« Le festival bénéficie d'une notoriété internationale »
Que représente le festival Berlioz pour la ville natale du compositeur ?
Il représente deux choses. Il donne une image positive et participe à la notoriété de la ville et du territoire de Bièvre Isère. Berlioz est un compositeur connu et reconnu au–delà de nos frontières. D'autre part, le festival a des retombées économiques dans tout le territoire, en termes d'hébergement ou de restauration.
Le festival existe depuis 1994, comment a-t-il évolué ?
On assiste à une métamorphose du festival depuis quelques années sous l'impulsion de Bruno Messina. Le festival bénéficie d'une notoriété internationale. La venue de Sir John Eliot Gardiner attire un public averti. Mais des personnes qui ne sont pas expertes en musique classique viennent aussi découvrir le festival, car il y a de nombreux concerts gratuits, sous la halle ou sous le balcon de la maison Berlioz. Si bien que l'événement mêle un public local et un public d'experts.

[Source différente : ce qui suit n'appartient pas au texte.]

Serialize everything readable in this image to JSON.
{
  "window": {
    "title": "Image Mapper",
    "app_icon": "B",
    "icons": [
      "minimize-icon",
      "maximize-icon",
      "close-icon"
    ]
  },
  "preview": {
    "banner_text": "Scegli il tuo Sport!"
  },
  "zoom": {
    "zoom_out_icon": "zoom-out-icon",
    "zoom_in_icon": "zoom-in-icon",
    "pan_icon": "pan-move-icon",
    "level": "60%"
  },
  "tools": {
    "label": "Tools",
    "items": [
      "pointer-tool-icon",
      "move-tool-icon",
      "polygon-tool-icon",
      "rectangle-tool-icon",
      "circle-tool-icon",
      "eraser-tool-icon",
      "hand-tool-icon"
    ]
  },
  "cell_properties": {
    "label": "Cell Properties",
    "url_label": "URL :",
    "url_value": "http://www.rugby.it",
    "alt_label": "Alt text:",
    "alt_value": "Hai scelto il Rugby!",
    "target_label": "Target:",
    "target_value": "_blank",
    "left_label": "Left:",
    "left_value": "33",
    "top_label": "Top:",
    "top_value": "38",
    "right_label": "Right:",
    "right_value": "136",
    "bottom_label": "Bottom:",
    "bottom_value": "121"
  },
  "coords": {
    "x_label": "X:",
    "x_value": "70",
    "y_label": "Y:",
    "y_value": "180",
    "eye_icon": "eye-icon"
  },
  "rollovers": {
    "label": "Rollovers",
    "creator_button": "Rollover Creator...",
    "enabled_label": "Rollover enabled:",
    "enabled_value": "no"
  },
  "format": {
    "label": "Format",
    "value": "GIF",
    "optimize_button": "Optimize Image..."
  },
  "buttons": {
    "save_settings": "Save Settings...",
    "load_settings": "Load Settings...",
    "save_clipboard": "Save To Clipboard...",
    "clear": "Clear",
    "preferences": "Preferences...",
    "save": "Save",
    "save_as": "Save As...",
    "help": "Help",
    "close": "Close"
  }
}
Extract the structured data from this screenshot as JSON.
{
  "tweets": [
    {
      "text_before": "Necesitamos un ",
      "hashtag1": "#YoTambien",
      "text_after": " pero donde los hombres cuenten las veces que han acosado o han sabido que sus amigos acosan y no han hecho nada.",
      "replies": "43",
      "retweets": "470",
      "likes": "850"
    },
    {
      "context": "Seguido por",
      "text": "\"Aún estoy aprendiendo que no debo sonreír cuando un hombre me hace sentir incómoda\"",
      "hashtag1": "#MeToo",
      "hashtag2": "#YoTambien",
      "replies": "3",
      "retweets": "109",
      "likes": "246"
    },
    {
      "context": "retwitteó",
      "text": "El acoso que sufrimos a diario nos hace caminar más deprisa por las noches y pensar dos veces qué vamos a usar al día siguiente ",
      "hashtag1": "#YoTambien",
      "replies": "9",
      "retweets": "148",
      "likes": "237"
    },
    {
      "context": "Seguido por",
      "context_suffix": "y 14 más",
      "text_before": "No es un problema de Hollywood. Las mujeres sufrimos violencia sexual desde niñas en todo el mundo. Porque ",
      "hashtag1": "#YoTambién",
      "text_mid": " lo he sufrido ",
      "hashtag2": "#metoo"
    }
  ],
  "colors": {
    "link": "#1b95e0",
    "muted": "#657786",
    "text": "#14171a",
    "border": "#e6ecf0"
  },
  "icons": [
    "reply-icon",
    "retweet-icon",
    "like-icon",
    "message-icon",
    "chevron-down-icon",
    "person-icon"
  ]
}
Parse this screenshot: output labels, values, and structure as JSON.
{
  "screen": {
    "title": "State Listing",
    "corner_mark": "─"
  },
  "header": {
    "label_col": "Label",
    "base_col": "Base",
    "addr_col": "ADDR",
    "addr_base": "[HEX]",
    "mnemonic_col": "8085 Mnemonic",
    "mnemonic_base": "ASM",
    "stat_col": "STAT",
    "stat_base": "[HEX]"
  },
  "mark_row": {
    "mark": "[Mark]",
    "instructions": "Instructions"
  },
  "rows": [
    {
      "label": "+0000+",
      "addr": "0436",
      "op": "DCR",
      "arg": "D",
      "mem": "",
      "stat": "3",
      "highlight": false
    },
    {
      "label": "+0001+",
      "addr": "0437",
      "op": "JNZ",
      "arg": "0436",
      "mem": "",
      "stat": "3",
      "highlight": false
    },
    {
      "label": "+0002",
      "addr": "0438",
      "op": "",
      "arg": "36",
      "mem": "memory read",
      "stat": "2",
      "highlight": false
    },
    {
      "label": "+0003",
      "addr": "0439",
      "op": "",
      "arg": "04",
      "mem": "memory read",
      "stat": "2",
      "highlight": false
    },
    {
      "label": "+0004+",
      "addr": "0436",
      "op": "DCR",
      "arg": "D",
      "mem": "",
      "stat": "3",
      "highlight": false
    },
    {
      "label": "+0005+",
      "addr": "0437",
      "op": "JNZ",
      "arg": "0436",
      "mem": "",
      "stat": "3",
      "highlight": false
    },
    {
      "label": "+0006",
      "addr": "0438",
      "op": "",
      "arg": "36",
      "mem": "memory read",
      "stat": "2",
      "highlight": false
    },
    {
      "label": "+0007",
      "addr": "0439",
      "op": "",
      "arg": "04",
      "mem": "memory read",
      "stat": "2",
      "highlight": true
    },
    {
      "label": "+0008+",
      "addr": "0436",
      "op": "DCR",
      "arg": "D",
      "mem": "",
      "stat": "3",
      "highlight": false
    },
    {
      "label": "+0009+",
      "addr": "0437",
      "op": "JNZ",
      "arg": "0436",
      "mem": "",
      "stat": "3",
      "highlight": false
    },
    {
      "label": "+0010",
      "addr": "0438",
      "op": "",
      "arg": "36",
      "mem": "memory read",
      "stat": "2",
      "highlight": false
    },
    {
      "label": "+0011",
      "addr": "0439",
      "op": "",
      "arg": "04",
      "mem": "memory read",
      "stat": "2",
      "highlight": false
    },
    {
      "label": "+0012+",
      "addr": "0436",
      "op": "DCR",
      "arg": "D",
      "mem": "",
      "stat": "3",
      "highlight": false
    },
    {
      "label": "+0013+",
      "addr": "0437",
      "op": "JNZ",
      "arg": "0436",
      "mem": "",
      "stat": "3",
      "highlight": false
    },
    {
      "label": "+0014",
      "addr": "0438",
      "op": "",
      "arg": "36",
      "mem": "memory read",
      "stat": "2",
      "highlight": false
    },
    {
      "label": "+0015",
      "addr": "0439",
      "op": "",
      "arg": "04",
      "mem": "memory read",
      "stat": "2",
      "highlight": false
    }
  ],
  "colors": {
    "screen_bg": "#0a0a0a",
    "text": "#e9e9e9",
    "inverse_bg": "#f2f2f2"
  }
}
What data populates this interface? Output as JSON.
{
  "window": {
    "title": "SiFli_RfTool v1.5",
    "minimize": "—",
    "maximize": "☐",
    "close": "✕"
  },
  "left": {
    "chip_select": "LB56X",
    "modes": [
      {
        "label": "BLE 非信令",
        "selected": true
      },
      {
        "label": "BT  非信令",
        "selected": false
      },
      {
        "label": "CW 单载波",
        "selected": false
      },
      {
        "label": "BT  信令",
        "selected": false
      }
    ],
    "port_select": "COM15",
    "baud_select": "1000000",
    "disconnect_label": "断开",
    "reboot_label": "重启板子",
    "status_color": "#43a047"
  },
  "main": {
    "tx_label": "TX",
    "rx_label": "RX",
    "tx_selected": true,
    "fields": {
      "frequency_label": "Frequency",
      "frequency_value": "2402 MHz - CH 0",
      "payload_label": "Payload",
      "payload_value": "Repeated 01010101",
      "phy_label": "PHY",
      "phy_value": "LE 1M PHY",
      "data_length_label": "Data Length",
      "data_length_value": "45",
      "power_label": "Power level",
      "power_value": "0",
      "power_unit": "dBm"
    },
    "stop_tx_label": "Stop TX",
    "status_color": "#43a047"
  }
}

Qu'en est-il du projet de rénovation du château Louis XI ?
D'une part, il y a la décision du Département d'investir pour prolonger la durée de vie de la structure du festival dans le château et la laisser installée en permanence. En effet, les opérations de montage et de démontage usent le matériel. L'intérêt sera aussi de pouvoir accueillir d'autres manifestations et rentabiliser l'installation. Par ailleurs, la ville de La Côte-Saint-André va faire la purge du danger des façades. C'est en effet un bâtiment ancien, qui n'a pas été entretenu depuis 40 ans. Notre objectif est que le château tienne debout. Peu ont osé s'attaquer aux travaux en raison des exigences des Bâtiments de France, qui se sont un peu assouplies. Nous bénéficions ainsi du soutien de la Drac et du Département pour lancer le projet. La première tranche de travaux s'élève à un million d'euros. Après le diagnostic de l'architecte des Bâtiments de France, elle permettra de rendre le site utilisable. Nous voulons redonner à l'édifice sa place dans le paysage visuel du territoire. A l'intérieur, c'est un joli bijou, mais la décoration en béton des façades menace de tomber.
Et la halle médiévale ?
Nous menons des travaux d'urgence car des poutres, sur la partie sud, s'abiment. Nous essayons d'établir un plan patrimonial avec la Drac en anticipant dans la demande de subventions et de travaux afin de faire de la maintenance préventive. Cela fait baisser les coûts d'entretien. Par ailleurs, le 1er décembre prochain, un nouvel éclairage sera installé pour une mise en valeur de la halle. Ce qui permettra de redonner une fonction économique au site.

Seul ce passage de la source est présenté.